Texas's Anti-Transgender Policies Erase the State's Indigenous Transgender HistoryRoundup
tags: colonialism, Texas, Native American history, transgender
Gregory D. Smithers is professor of history at Virginia Commonwealth University, a British Academy global professor, based with the Treatied Spaces Research Cluster at University of Hull and the author of Reclaiming Two-Spirits: Sexuality, Spiritual Renewal & Sovereignty in Native America.
A Texas judge will decide whether to block the enforcement of Gov. Greg Abbott’s (R) directive and Attorney General Ken Paxton’s (R) legal opinion labeling gender-affirming medical care for transgender children as child abuse. In addition to directly investigating families over gender-affirming medical care, Texas has also called for “members of the general public” to report the parents of transgender children suspected of seeking such care.
Texas’s targeting of LGBTQ communities, especially trans people, comes amid a torrent of similar efforts, including in Alabama, Iowa, Idaho and Indiana.

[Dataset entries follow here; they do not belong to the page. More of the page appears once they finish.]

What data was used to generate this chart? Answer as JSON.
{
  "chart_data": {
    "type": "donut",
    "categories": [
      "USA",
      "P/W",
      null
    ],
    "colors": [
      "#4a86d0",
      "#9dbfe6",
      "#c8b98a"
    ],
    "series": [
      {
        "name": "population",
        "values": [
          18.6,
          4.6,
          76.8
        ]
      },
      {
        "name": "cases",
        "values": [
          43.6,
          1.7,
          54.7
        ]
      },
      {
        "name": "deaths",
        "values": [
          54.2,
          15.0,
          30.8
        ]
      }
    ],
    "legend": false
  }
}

The Human Rights Campaign is tracking “147 anti-LGBTQ bills across the country, including 73 explicitly anti-trans bills.”
In Texas, however, anti-transgender lawmakers are swimming against a tide of history that predates European colonization. This history of Texas is in no small measure a transgender Indigenous history. It is also a rich and inclusive historical narrative unlike anything learned by generations of Texas schoolchildren. This history is critical to recognizing the colonial antecedents of anti-trans violence and their connection to anti-trans lawmaking and violence today.

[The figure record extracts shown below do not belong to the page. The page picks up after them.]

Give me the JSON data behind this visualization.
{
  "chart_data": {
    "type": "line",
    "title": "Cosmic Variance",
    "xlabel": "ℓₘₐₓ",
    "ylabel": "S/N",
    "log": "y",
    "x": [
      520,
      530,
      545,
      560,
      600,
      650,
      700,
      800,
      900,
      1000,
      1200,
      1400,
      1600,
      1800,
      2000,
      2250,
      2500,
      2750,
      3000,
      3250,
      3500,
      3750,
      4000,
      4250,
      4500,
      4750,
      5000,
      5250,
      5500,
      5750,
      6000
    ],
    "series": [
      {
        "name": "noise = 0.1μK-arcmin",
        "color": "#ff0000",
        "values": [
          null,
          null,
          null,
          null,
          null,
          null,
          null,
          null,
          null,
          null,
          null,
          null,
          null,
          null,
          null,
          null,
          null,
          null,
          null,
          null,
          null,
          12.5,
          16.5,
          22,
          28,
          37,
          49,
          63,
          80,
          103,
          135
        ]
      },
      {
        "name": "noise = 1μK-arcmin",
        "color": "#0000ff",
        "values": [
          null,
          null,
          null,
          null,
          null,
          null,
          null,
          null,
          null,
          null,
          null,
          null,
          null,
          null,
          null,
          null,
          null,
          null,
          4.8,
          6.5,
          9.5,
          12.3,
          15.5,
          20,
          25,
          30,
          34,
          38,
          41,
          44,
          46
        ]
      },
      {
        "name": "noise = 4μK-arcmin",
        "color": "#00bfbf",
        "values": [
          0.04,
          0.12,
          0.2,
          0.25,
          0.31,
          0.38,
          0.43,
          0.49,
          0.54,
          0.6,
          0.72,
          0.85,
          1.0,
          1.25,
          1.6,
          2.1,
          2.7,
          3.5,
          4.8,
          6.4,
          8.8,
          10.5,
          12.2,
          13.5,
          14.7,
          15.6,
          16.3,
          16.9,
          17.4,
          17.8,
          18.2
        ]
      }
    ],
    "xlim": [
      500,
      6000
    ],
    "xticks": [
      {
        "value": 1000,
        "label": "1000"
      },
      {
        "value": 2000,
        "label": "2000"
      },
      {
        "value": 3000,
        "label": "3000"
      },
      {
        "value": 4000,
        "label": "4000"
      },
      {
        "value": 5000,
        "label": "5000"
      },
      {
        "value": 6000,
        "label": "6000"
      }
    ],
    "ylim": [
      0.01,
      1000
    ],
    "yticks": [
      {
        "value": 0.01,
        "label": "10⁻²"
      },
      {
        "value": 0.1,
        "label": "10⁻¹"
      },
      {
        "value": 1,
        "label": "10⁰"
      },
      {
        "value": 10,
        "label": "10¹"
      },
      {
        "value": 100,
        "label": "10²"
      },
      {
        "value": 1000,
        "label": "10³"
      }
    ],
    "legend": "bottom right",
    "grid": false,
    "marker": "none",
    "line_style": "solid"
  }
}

In the centuries before European colonialism upended life in Texas, Native Americans lived in societies that included children with fluid gender identities. They were neither male nor female, but both. Throughout the Southwest, Indigenous children with fluid gender identities were nurtured and grew to become important members of kinship communities.

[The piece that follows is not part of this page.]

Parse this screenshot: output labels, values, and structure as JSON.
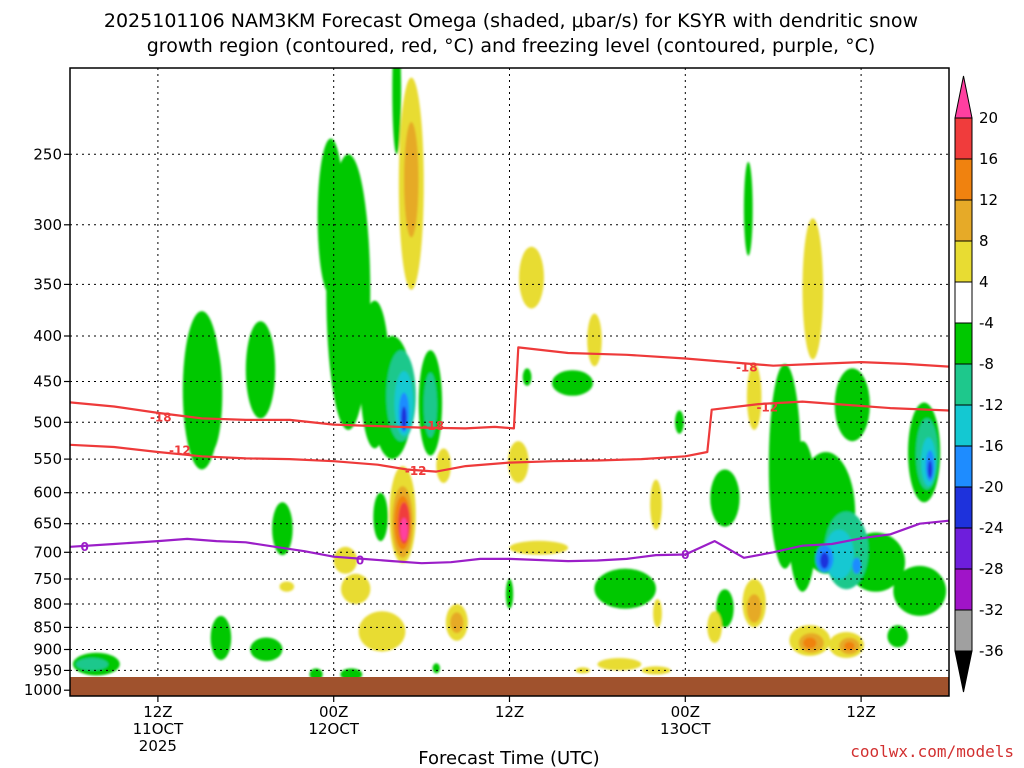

In West Texas, Apache communities included individuals known as Nde’isdzan, which means “man-woman.” Farther south, the Karankawa, whose homeland abutted the coastline at Galveston Bay, embraced people referred to as Monaguia, a term for a transgender person who was assigned a male identity. All along the Gulf Coast, gender-fluid people occupied important roles as knowledge keepers, medicine people and spiritual leaders.
In the 1560s, the French artist Jacques Le Moyne de Morgues claimed that he saw Native American men dressed in female clothing and performing work he assumed was female labor. He described these people as “hermaphrodites” — a dismissive and offensive term that did a disservice to the important social responsibilities they performed. According to Le Moyne, these individuals tended to the burial needs of recently deceased warriors. Throughout eastern North America, funerary rites carried enormous religious significance. Only spiritual leaders possessing highly specialized skills and knowledge carried out such rites. This is what Le Moyne observed — spiritual leaders, who we today would recognize as transgender, performing a sacred responsibility. Many Indigenous communities considered it a sign of a healthy society for such people to carry out these roles, to mediate between the worlds of the living and the dead and to help community members bridge disagreements or overcome social challenges.